Promosi Jalur Mudik Pantura Jawa Makin Adem Berkat Trembesi

Dalam pemaparannya di Novotel Hotel, Jalan Jendral Sudirman, Rabu (14/6/2017), ORI Perwakilan DIY membagi potensi maladminitrasi pada penyelenggaraan layanan parkir Kota Jogja ke dalam tiga aspek, yaitu aspek kebijakan, aspek operasional, dan aspek pengawasan.

Dari aspek kebijakan, ORI Perwakilan DIY menemukan beberapa kebijakan yang berpeluang untuk terjadi salah urus, salah satunya adalah pengelolaan parkir yang selama ini menjadi kewenangan lima instansi di lingkungan Pemerintah Kota Jogja.

“Padahal masalah koordinasi antar instansi selama ini selalu menjadi masalah. Pembagian kewenangan antar instansi pun tidak diatur secara jelas,” kata salah satu anggota tim Kajian Sistemik Perparkiran Kota Jogja ORI Perwakilan DIY, Dahlena.

Dahlena mengatakan berdasarkan hasil kajian timnya, lima instansi yang selama ini mendapatkan kewenangan diantaranya adalah UPT Malioboro yang mengurusi Taman Khusus Parkir Abu Bakar Ali, Dinas Perhubungan yang mengatur regulasi di TKP Ngabean dan Senopati, Dinas Perindustrian dan Perdagangan pada parkir di sekitaran Pasar Beringharjo, masing-masing kecamatan, dan rumah sakit.

“Kami mendorong agar Pemkot Jogja dapat menunjuk institusi tunggal sebagai regulator dalam layanan perparkiran. Walaupun pengelola bisa dilimpahkan ke pihak ketiga. Satu regulator artinya satu kendali, ketika ada keluhan juga akan terkoordinasikan dengan baik,” jelasnya.

Sekretaris ORI Perwakilan DIY ini melanjutkan, dari aspek kebijakan, juga ditemukan permasalahan seperti belum adanya pengaturan yang rinci tentang tempat parkir tidak tetap, kriteria lokasi yang menjadi tempat larangan parkir, dan standar layanan parkir.

Kemudian dari aspek operasional, ORI Perwakilan DIY menemukan berbagai persoalan. Misalnya adalah mengenai informasi tarif yang tidak terpublikasi di beberapa tempat parkir.
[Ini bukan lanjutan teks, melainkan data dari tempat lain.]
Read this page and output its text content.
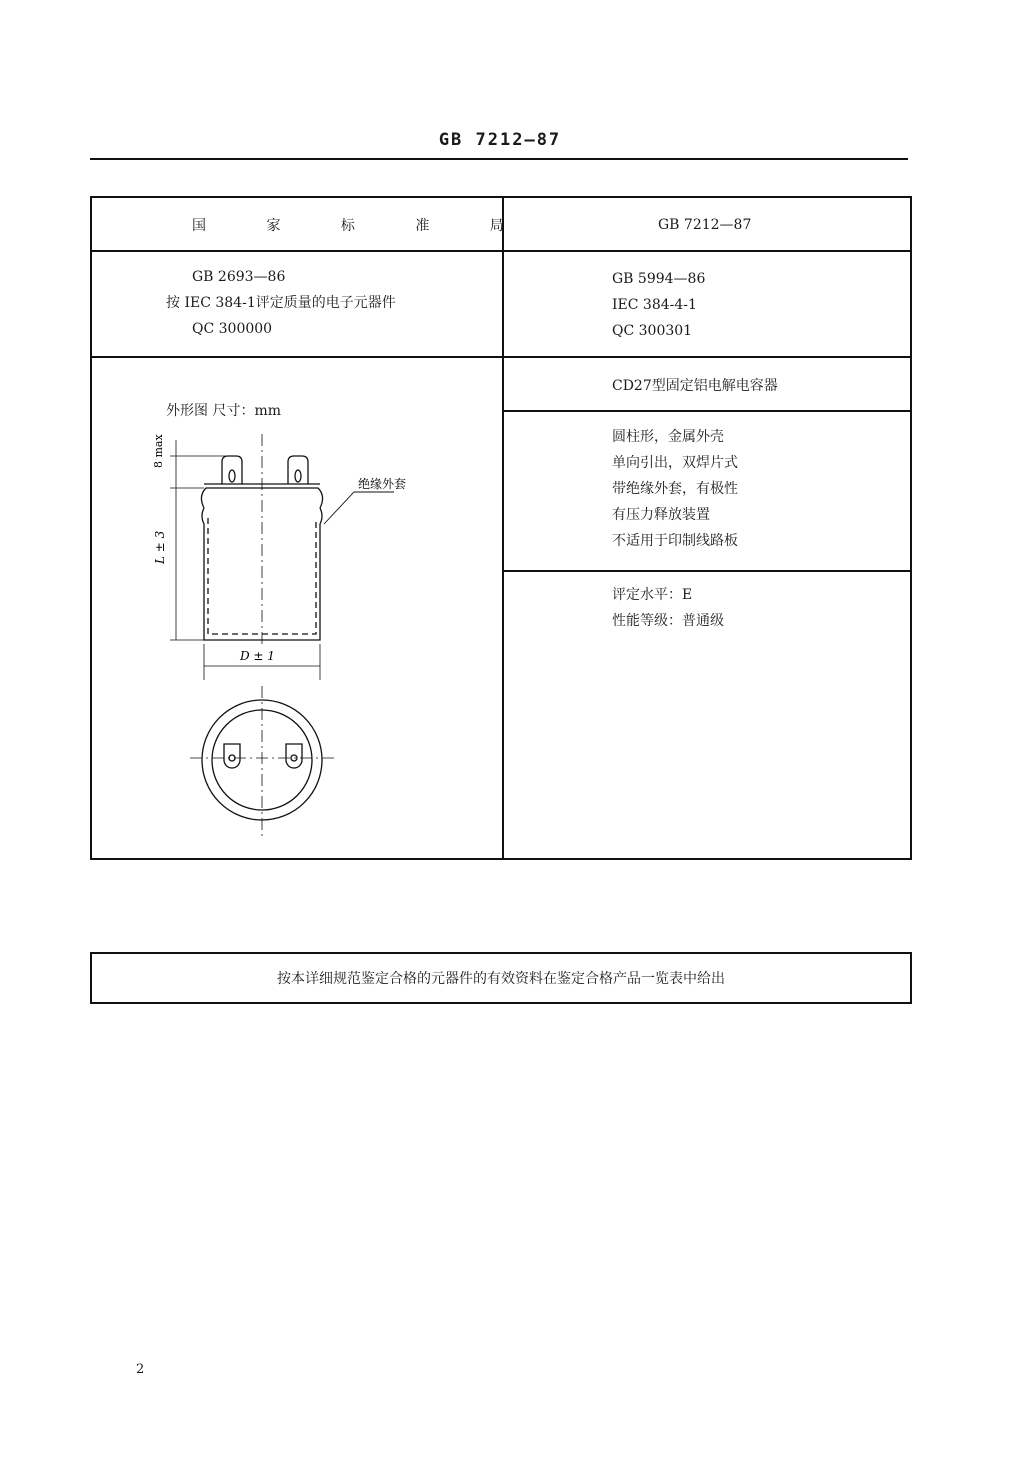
GB 7212—87
国 家 标 准 局	GB 7212—87
GB 2693—86
按 IEC 384-1评定质量的电子元器件
QC 300000
GB 5994—86
IEC 384-4-1
QC 300301
外形图 尺寸：mm
CD27型固定铝电解电容器
圆柱形，金属外壳
单向引出，双焊片式
带绝缘外套，有极性
有压力释放装置
不适用于印制线路板
评定水平：E
性能等级：普通级
8 max
L ± 3
D ± 1
绝缘外套
按本详细规范鉴定合格的元器件的有效资料在鉴定合格产品一览表中给出
2
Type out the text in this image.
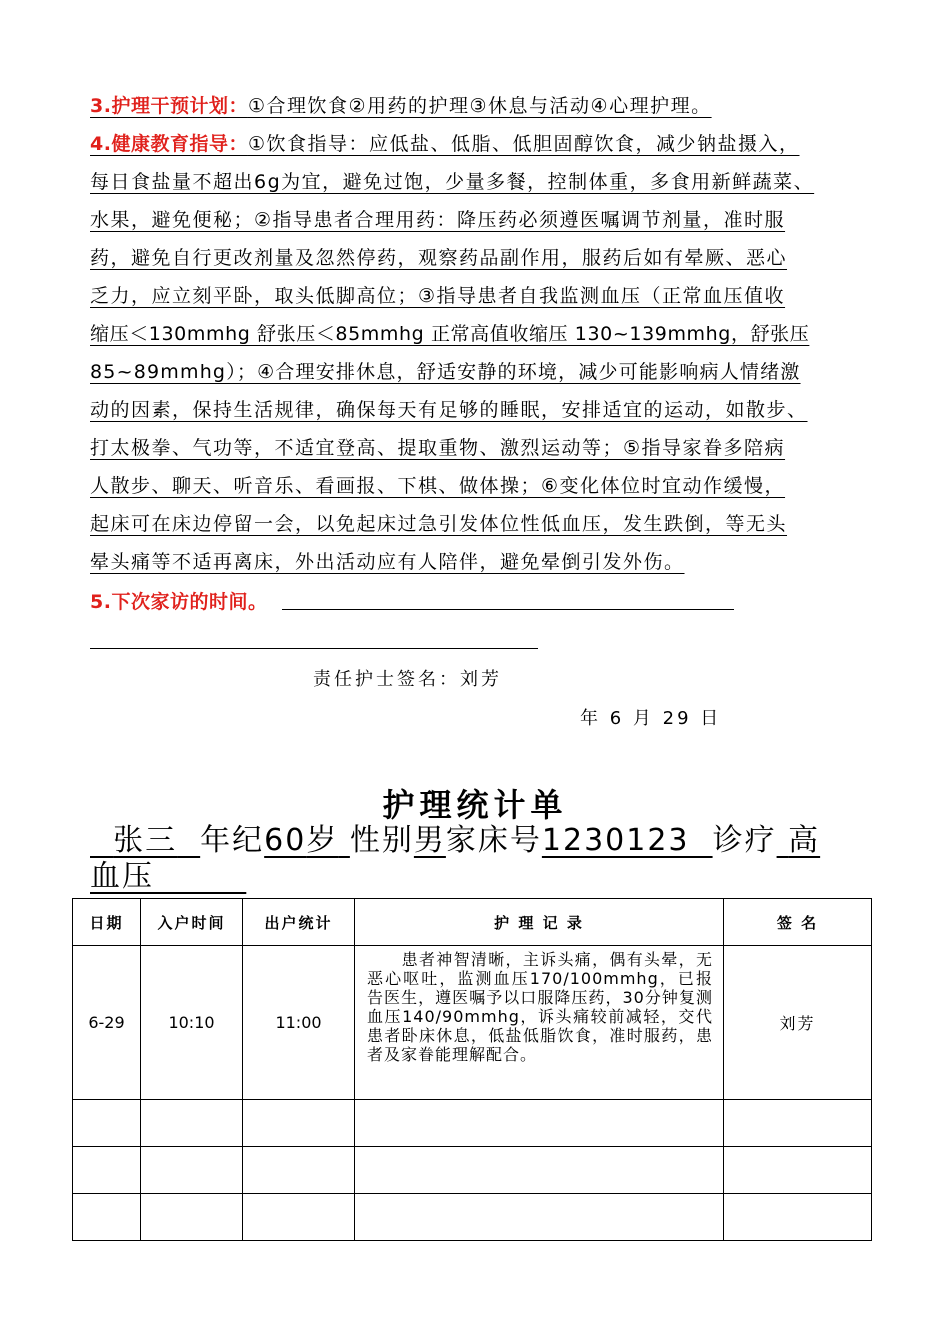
3.护理干预计划：①合理饮食②用药的护理③休息与活动④心理护理。
4.健康教育指导：①饮食指导：应低盐、低脂、低胆固醇饮食，减少钠盐摄入，
每日食盐量不超出6g为宜，避免过饱，少量多餐，控制体重，多食用新鲜蔬菜、
水果，避免便秘；②指导患者合理用药：降压药必须遵医嘱调节剂量，准时服
药，避免自行更改剂量及忽然停药，观察药品副作用，服药后如有晕厥、恶心
乏力，应立刻平卧，取头低脚高位；③指导患者自我监测血压（正常血压值收
缩压＜130mmhg 舒张压＜85mmhg 正常高值收缩压 130~139mmhg，舒张压
85~89mmhg）；④合理安排休息，舒适安静的环境，减少可能影响病人情绪激
动的因素，保持生活规律，确保每天有足够的睡眠，安排适宜的运动，如散步、
打太极拳、气功等，不适宜登高、提取重物、激烈运动等；⑤指导家眷多陪病
人散步、聊天、听音乐、看画报、下棋、做体操；⑥变化体位时宜动作缓慢，
起床可在床边停留一会，以免起床过急引发体位性低血压，发生跌倒，等无头
晕头痛等不适再离床，外出活动应有人陪伴，避免晕倒引发外伤。
5.下次家访的时间。
责任护士签名：刘芳
年 6 月 29 日
护理统计单
张三 年纪60岁 性别男家床号1230123 诊疗 高
血压
日期	入户时间	出户统计	护 理 记 录	签 名
6-29	10:10	11:00	　　患者神智清晰，主诉头痛，偶有头晕，无恶心呕吐，监测血压170/100mmhg，已报告医生，遵医嘱予以口服降压药，30分钟复测血压140/90mmhg，诉头痛较前减轻，交代患者卧床休息，低盐低脂饮食，准时服药，患者及家眷能理解配合。	刘芳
Dahlena menyampaikan di TKP ABA hanya ada satu papan penunjuk tarif yang berada di lantai dua, sementara di TKP Ngabean sama sekali tidak ada, begitu pun dengan tempat parkir di depan Kantor Pos Besar DIY.

Persoalan selanjutnya, imbuhnya, adalah adanya dugaan pungutan liar atau pemberlakuan tarif yang tidak sesuai dengan ketentuan. “Ada tempat parkir yang menetapkan tarif progresif, misalnya awalnya Rp1.000, dua jam kemudian berubah menjadi Rp2.000, tapi ini diawal kita sudah dimintai Rp2.000.”

Lebih lanjut Dahlena menyampaikan dari aspek operasional juga ditemukan persoalan seperti maraknya parkir liar yang jauh lebih ramai dari yang resmi, petugas parkir tidak menyerahkan karcis parkir dan tidak mengenakan atribut resmi, pemanfaat TKP yang kurang maksimal, dan sistem pungutan retribusi yang masih bersifat manual sehingga rawan penyelewengan.

“Dari aspek pengawasan dan penindakan, terdapat pula kelemahan-kelemahan yang dapat menjadi celah maladministrasi, seperti penegakan hukum yang lemah, belum terinformasikannya kanal pengaduan untuk keluhan layanan parkir, dan kontrol sosial yang rendah,” jelas Dahlena.

Dalam melakukan kajian mengenai penyelenggaraan parkir di Kota Jogja, ORI Perwakilan DIY sendiri menggunakan metode kualitatif dengan teknik pengumpulan data berupa studi pustaka, observasi, wawancara dan Fokus Group Discusion dengan stakeholder terkait.

Ada enam tempat parkir yang menjadi objek kajian ORI Perwakilan DIY, diantara adalah TKP Abu Bakar Ali, Ngabean, Senopati,  tempat parkir di Jalan Sriwedani, Malioboro dua, dan tempat parkir di depan Kantor Pos Besar DIY.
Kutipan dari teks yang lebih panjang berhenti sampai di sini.